As this article notes:
"People give campaign contributions and expect things in exchange," he said. "It's all perfectly legal."

So it's a given that politicians sometimes indulge in a form of give-and-take.

"Deals are made all the time in politics," said Daniel Lowenstein, a professor at UCLA Law School. "Our system couldn't operate without it."

I think in this case, the veneer of objectivity is a useful line in the sand. We all understand that in business, or politics, making a decision that generates a lot of revenue for someone implies a favor was given, and one is expected in return. But to say that explicitly really takes the situation in a bad direction.

2 comments:

Anonymous said...

Blagojevich seems to have modeled himself after a combination of the Sopranos and the Three Stooges.

Anonymous said...

No doubt influence peddling is ineradicable.

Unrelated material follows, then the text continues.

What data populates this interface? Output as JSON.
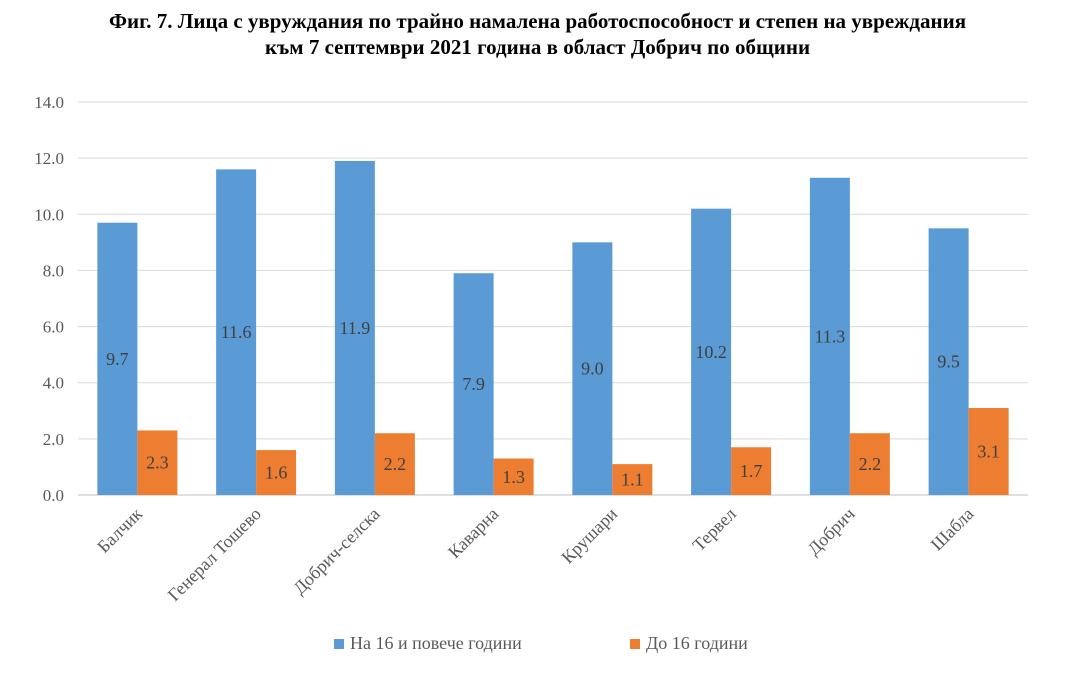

What I hope for is politicians who keep it within some rational bounds. Politicians who come from a successful career can say no more often because they don’t need the job and are more likely to be “in it” to campaign for principles. Lifers- the guys on the High School student body, campus politics, gopher party jobs, adoption by local kingpin career path-- are the absolute worst. There is no higher idea than to get the next position and no circumspection in selling influence. Exceptions abound, but I think this is generally true.

If you live in a “termed out” state, its pathetic watching these politicians chasing the next seat, horse-trading (I’ll move to county supervisor and hand you my School Board seat if you get my wife a do-nothing at HQ).